Era mestieri non lasciarla intiepidire, bensì eccitarla al massimo grado con lo spettro del pericolo, non del tutto scomparso, d'un ritorno degli austriaci, che intanto s'andavano radunando nel quadrilatero formidabile.
Dall'errore politico, facilmente rimediabile, derivò l'errore strategico, che fu ben più grande, e portò seco conseguenze irreparabili.
La strategia pura (osserva giustamente Demetrio) è scienza tutta di previsione, e domina come tale tutta la politica d'uno Stato, che ha in prospettiva una guerra di rivendicazione o di difesa, da cui possono dipendere tutte le sue sorti future.
Nessun ministro o generale piemontese, (scrive il nostro autore), per sventura d'Italia, diede segno di conoscerne nemmeno lontanamente i principî; onde appariranno irresponsabili se non seppero applicarli.
Pare che Carlo Alberto, il quale aveva tanto indugiato ad assalire l'esercito di Radetzky nel momento opportuno, quando, debole come questo era e moralmente depresso, la vittoria non poteva mancare, avesse poi fiducia di vincerlo, una volta già ingrossato, colle sole sue forze. Ma queste, che avevano passato il Ticino, non arrivavano a 30.000, con 48 bocche da cannone.

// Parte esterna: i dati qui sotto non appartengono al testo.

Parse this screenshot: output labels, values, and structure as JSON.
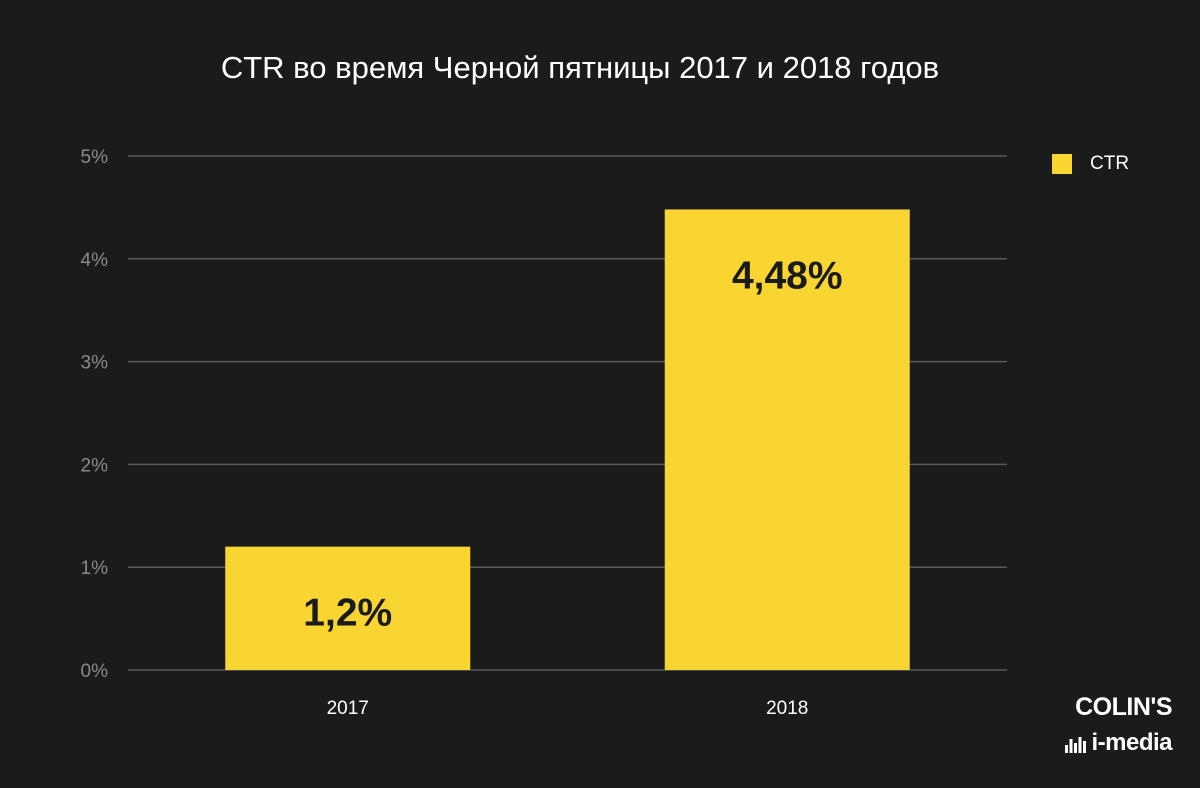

Al qual proposito il già generale dep. Marazzi nel libro, già menzionato, L'Esercito nei tempi nuovi, scrive:
L'esercito del Piemonte doveva essere in pace di 53.000 uomini, e sui registri matricolari ascendeva a 169.000.
Gli arruolamenti erano principiati ai primi di gennaio; al 18 marzo scoppiava l'insurrezione di Milano, ed il ministro della guerra chiedeva ancora 15 giorni per completarli!